Genocide in Iraq

July 31, 2014

It is hard to ignore the disturbing reports emerging from Iraq which contribute to mounting evidence of the Islamic State of Iraq and al-Sham’s (ISIS) extermination of Christians and anything reflecting the Christian religion. Congressman Frank Wolf and others have spoken persuasively and forcefully on this tragedy. Yet judging by the actions (or lack thereof) of our president and the other leaders of the free world, one wouldn’t think much was going on in Iraq. However, the available evidence shows that ISIS’s extermination of Christians is one of the clearest cases of genocide since World War II.

What little President Obama has said about preventing atrocities in foreign lands has centered on the Responsibility to Protect – a relatively recent doctrine which is not clearly established or grounded in international law.
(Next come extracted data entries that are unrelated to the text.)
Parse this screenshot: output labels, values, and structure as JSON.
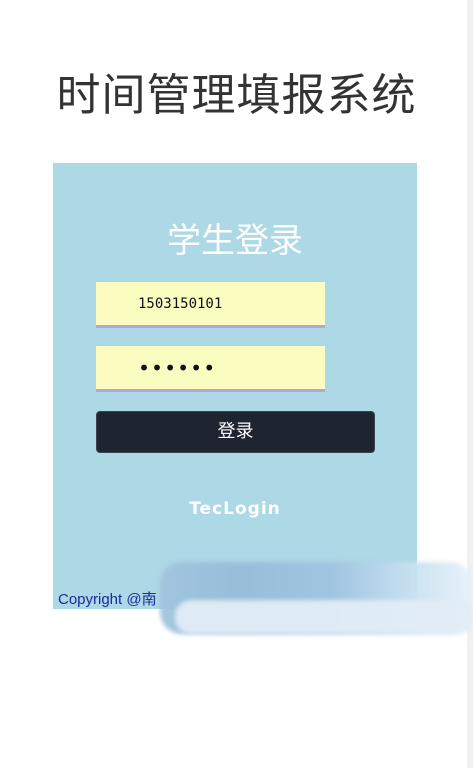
{
  "header": {
    "title": "时间管理填报系统"
  },
  "login": {
    "title": "学生登录",
    "username_value": "1503150101",
    "password_value": "••••••",
    "submit_label": "登录",
    "alt_login_link": "TecLogin"
  },
  "footer": {
    "copyright": "Copyright @南"
  },
  "colors": {
    "panel_bg": "#add8e6",
    "input_bg": "#fafcc0",
    "input_underline": "#b6a2dc",
    "button_bg": "#1e2430",
    "copyright_text": "#1a2a9a"
  }
}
While its validity can be debated, there exist clearer grounds on which to address the plight of Iraq’s Christians  – the obligation to prevent genocide contained in the Convention on the Prevention and Punishment of the Crime of Genocide of 1948.
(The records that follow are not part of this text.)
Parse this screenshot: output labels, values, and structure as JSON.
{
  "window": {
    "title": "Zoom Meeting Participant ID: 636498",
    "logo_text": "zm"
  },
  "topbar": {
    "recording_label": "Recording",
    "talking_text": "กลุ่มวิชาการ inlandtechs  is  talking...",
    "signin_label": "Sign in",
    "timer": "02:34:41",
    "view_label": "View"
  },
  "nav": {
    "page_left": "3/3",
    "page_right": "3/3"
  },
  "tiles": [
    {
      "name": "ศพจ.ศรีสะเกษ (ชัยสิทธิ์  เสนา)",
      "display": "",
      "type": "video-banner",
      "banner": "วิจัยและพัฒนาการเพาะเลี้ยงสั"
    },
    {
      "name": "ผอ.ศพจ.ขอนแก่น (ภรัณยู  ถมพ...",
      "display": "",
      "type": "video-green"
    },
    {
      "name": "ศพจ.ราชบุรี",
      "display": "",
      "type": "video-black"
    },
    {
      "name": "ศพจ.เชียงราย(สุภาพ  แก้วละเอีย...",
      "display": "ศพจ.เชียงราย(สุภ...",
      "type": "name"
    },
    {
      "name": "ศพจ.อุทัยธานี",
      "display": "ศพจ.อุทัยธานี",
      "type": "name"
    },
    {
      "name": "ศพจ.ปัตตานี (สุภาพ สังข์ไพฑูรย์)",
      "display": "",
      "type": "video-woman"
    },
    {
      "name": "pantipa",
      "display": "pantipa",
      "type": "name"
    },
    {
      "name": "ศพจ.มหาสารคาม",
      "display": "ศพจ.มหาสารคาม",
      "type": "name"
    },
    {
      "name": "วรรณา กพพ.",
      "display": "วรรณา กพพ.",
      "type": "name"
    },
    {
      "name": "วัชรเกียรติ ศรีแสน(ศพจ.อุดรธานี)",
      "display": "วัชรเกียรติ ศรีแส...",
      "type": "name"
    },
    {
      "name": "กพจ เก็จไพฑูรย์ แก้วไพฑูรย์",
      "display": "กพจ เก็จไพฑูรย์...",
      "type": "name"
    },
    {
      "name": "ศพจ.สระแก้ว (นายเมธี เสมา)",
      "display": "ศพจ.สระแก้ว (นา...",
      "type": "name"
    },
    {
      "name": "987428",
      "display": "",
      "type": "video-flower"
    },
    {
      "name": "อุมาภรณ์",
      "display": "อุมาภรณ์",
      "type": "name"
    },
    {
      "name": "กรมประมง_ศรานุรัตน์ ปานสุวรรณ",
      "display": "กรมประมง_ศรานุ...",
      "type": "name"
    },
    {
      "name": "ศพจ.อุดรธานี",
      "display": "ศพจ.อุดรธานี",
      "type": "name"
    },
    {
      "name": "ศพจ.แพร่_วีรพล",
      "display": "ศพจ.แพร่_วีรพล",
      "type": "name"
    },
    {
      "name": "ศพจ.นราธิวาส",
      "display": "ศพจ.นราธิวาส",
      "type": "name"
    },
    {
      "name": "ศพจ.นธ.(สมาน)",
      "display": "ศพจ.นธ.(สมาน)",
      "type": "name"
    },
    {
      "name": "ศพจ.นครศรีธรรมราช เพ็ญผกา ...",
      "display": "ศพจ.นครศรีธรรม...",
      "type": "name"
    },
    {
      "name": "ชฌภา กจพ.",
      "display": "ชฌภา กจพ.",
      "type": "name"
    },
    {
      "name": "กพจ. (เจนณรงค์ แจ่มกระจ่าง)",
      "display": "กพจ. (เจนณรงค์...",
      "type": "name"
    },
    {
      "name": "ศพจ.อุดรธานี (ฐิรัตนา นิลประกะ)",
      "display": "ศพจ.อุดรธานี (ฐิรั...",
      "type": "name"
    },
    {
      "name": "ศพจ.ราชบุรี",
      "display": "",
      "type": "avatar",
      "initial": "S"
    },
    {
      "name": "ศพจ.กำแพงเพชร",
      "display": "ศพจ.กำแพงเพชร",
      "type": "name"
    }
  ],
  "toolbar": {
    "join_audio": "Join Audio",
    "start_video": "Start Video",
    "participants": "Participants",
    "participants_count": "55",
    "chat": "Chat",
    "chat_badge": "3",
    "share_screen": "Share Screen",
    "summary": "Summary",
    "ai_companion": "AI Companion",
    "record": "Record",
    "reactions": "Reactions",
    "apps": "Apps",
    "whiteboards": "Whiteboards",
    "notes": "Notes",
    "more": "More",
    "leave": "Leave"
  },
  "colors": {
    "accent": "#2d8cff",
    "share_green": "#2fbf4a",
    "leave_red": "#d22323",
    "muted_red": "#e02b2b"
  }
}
After the horror of the Nazi ideology and ensuing Holocaust was fully realized, the nations of the world gathered together, formed the United Nations, and affirmed they would never let such horrors happen again. The Genocide Convention laid down into international law a binding treaty arrangement in which contracting nations agreed to “undertake to prevent and to punish” genocide. As part of this obligation, parties could “call upon the competent organs of the United Nations to take such action . . . as they consider appropriate for the prevention and suppression of acts of genocide.” Some argue that the “obligation to prevent” is not a clear, independent requirement of the treaty, but that argument is overcome by the clear language and purpose of the treaty, and a decision of the International Court of Justice holding that the treaty contains a clear, independent obligation to prevent genocide. Indeed, the whole point of the treaty was to prevent horrors like the Holocaust from happening again.
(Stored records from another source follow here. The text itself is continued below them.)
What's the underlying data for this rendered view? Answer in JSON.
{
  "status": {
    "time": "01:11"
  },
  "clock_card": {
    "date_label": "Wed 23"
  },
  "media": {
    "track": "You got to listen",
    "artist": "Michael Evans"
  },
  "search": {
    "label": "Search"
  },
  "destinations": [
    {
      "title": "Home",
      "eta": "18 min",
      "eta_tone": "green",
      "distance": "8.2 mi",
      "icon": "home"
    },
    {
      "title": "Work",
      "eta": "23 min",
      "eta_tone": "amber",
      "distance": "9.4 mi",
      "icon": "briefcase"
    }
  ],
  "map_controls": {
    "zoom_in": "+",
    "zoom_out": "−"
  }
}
According to the Convention, genocide consists of “any of the following acts committed with intent to destroy, in whole or in part, a national, ethnical, racial or religious group” –

(a) Killing members of the group;
(b) Causing serious bodily or mental harm to members of the group;
(c) Deliberately inflicting on the group conditions of life calculated to bring about its physical destruction in whole or in part;
(d) Imposing measures intended to prevent births within the group;
(e) Forcibly transferring children of the group to another group.

While only one of these acts is required to have genocide, ISIS clearly appears to have engaged in at least the first three acts listed above. It appears to have undertaken them with the “intent to destroy” Christians and Christian heritage in Iraq “in whole,” and at least “in part.” Christians are a “religious group.” If the elements of this crime are not met in this case, I’m not sure when they are.

The responsibility to prevent genocide contained in the Genocide Convention requires that the United States and other parties to the treaty act to prevent genocide when they recognize it is occurring. It is difficult to deny that genocide of Iraq’s Christians is currently underway. In other instances, nations have refrained from calling genocide “genocide” (such as in the Darfur region of Sudan several years ago, or in Rwanda in the early 1990s) out of fear of triggering their legal obligation to act to prevent genocide under the Genocide Convention. Is this the effect the treaty was intended to have? It is inconceivable that a mechanism designed to prevent future atrocities would be used as a reason to avoid denouncing those atrocities. Yet there is reason to believe nations have and will continue to operate this way.

While governments may try to craft arguments against their obligation if they do not want to address the issue, that will become more difficult as more facts come to light. The evidence from Iraq is clear – ISIS’ stated intent is to target Christians, which is a classification based on religion, one of the requirements for genocide. No nation which is a party to the Genocide Convention should be able to escape its requirement to act to prevent what ISIS is now doing to Iraq’s Christians.

Over twenty years ago, President Clinton hesitated to take decisive action to stop genocide in Rwanda. He avoided calling it genocide precisely because of the concerns expressed here – the United States would be obligated to do something if genocide was recognized. As a result, over a million lives were lost. Several years later, President Clinton went to Rwanda and admitted his error.

 

Yet this is precisely the point of the binding legal “obligation to prevent” contained in the Genocide Convention – it should not be able to be manipulated according to the shifting winds of foreign policy. It was always understood that binding obligations were necessary to prevent nations from wavering in the future when memories of the Holocaust started to fade.

The Genocide Convention was designed to prevent future horrors. Yet the nations of the world now stand by as genocide of Christians occurs before their very eyes in Iraq. All the elements of this crime are met, and we have an obligation to prevent it. What are we waiting for? That same question, which was asked of Nazi appeasers in the 1930s and President Clinton in the 1990s, will someday be asked of us about Iraq.